En réalité, cela ne ressemble en rien à ce qui a été présenté. Le goût n’est pas du tout celui qui a été imaginé. Ni la consistance, ni l’odeur, ni la composition, ni la texture. Et pourtant, le besoin d’engloutir devient si impérieux que le constat n’a plus aucune importance pourvu que nous bouffions, que nous engloutissions, que nous ingurgitions de suite et au plus vite de quoi satisfaire ce besoin.

L’information en continu fonctionne de la même manière, selon le même mécanisme. Elle nous fait croire qu’elle pourra satisfaire le besoin  qu’elle induit afin de nous pousser à la consommer bien qu’en réalité, à la fin, nous ne retenons pas grand-chose parce qu’elle ne nous apprend pas grand-chose non plus. Si ingurgiter les préparations qui font l’objet de matraquages publicitaires donne l’illusion de satisfaire un besoin, tandis que cela répond à une pulsion que les images elles-mêmes provoquent, l’information en continu donne lieu à une pulsion qui se confond avec le besoin de savoir plus, mais qui n’est jamais vraiment satisfait.

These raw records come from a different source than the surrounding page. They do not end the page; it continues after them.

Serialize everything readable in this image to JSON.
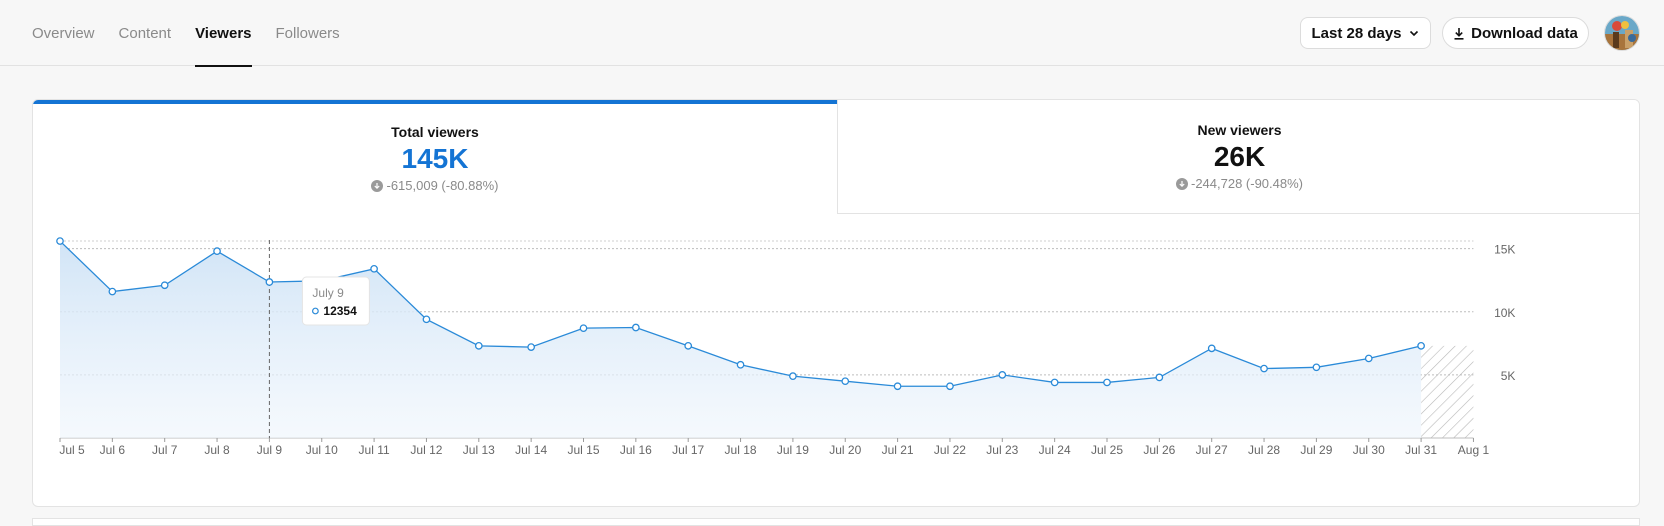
{
  "tabs": [
    {
      "label": "Overview",
      "active": false
    },
    {
      "label": "Content",
      "active": false
    },
    {
      "label": "Viewers",
      "active": true
    },
    {
      "label": "Followers",
      "active": false
    }
  ],
  "toolbar": {
    "range_label": "Last 28 days",
    "download_label": "Download data"
  },
  "metrics": {
    "total": {
      "label": "Total viewers",
      "value": "145K",
      "delta": "-615,009 (-80.88%)"
    },
    "new": {
      "label": "New viewers",
      "value": "26K",
      "delta": "-244,728 (-90.48%)"
    }
  },
  "tooltip": {
    "date": "July 9",
    "value": "12354"
  },
  "colors": {
    "accent": "#1474d4",
    "line": "#2a8ad8"
  },
  "chart_data": {
    "type": "area",
    "categories": [
      "Jul 5",
      "Jul 6",
      "Jul 7",
      "Jul 8",
      "Jul 9",
      "Jul 10",
      "Jul 11",
      "Jul 12",
      "Jul 13",
      "Jul 14",
      "Jul 15",
      "Jul 16",
      "Jul 17",
      "Jul 18",
      "Jul 19",
      "Jul 20",
      "Jul 21",
      "Jul 22",
      "Jul 23",
      "Jul 24",
      "Jul 25",
      "Jul 26",
      "Jul 27",
      "Jul 28",
      "Jul 29",
      "Jul 30",
      "Jul 31",
      "Aug 1"
    ],
    "values": [
      15600,
      11600,
      12100,
      14800,
      12354,
      12450,
      13400,
      9400,
      7300,
      7200,
      8700,
      8750,
      7300,
      5800,
      4900,
      4500,
      4100,
      4100,
      5000,
      4400,
      4400,
      4800,
      7100,
      5500,
      5600,
      6300,
      7300,
      null
    ],
    "y_ticks": [
      "5K",
      "10K",
      "15K"
    ],
    "ylim": [
      0,
      16000
    ],
    "grid": true,
    "incomplete_last_period": true
  }
}
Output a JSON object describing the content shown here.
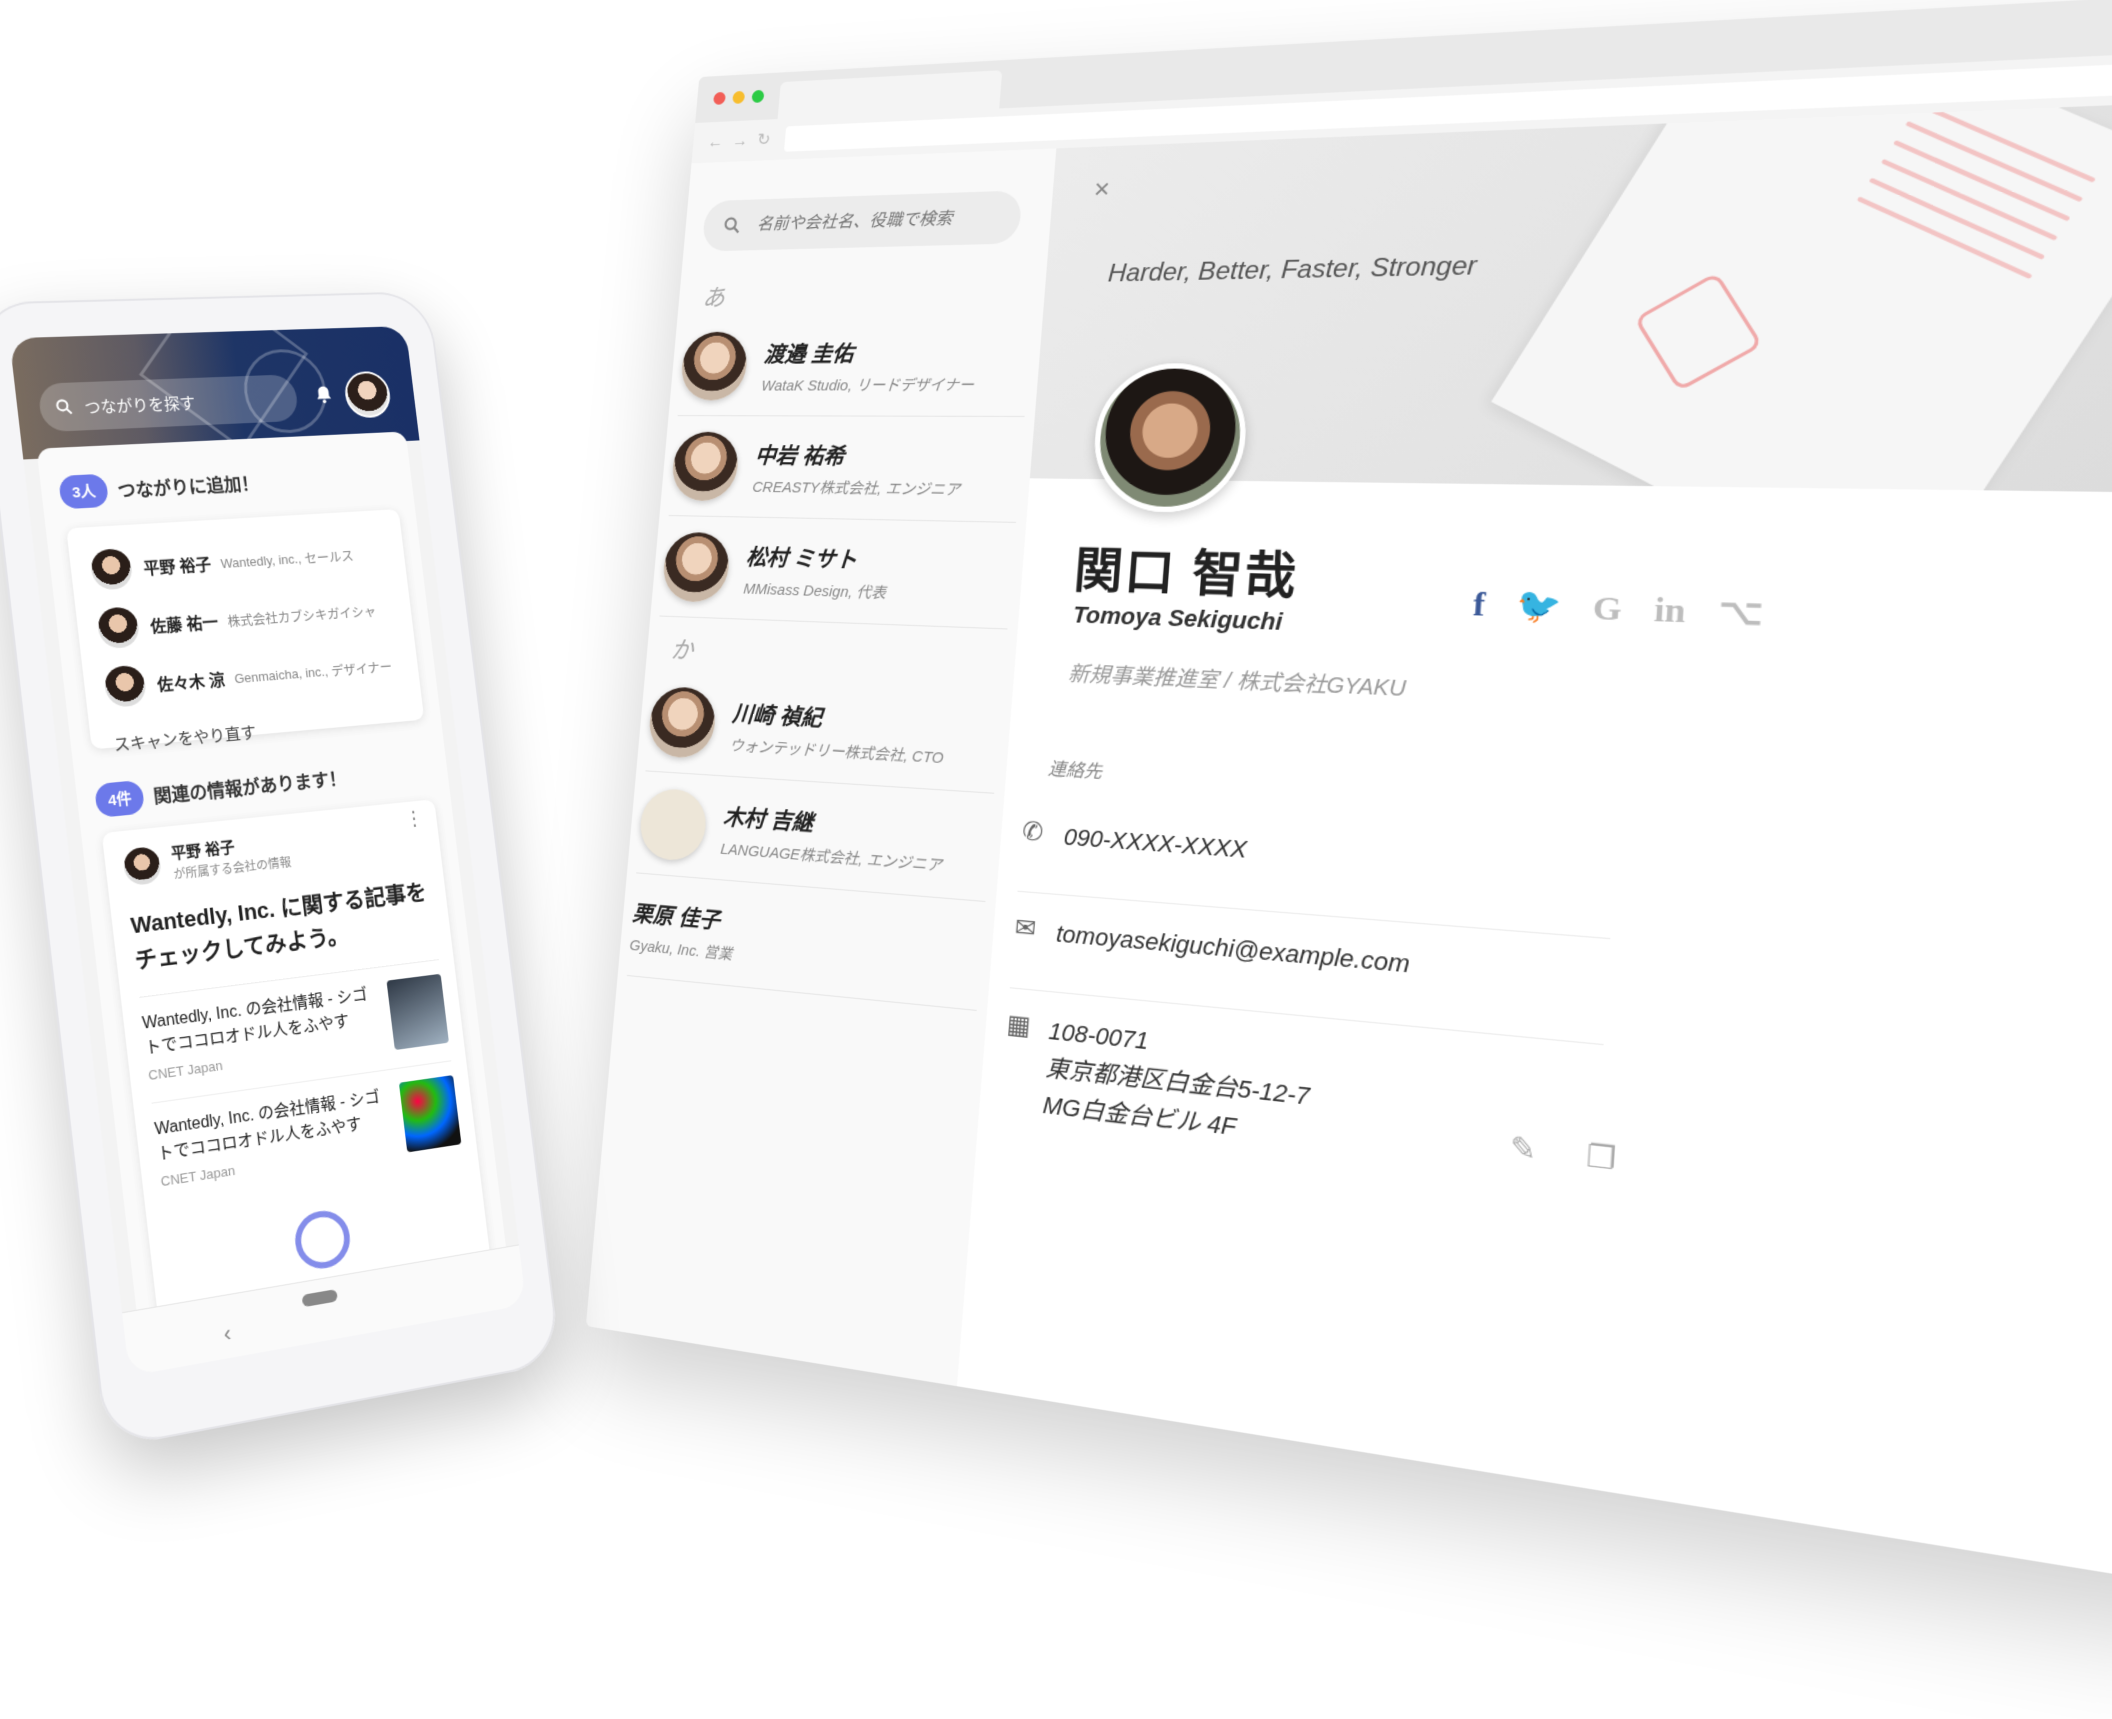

Le processus est construit sur une base qui s’efface d’elle même, c’est-à-dire sur des informations qui s’accumulent et s’empilent les unes sur les autres et qui se chassent entre elles. Des succédanés d’information qui nient les précédents, dans l’attente que d’autres suivent, alimentant ce cycle vicieux. La pulsion de savoir plus, de façon continue – induit par l’information en continu elle-même – n’est qu’un besoin illusoire, puisqu’il s’appuie sur un fondement qui s’effrite et qui se dématérialise à chaque fois, laissant la place à un nouveau mirage qui nécessite de la matière supplémentaire pour prendre forme. Et, tandis que le mirage s’approche, il disparaît, supplanté par l’illusion du mirage suivant.
Ainsi, l’information en continu produit, satisfait,  efface et remplace à la fois l’illusion d’un besoin et celui de sa satisfaction, s’alimentant d’elle même, comme dans les pires cauchemars bureaucratiques.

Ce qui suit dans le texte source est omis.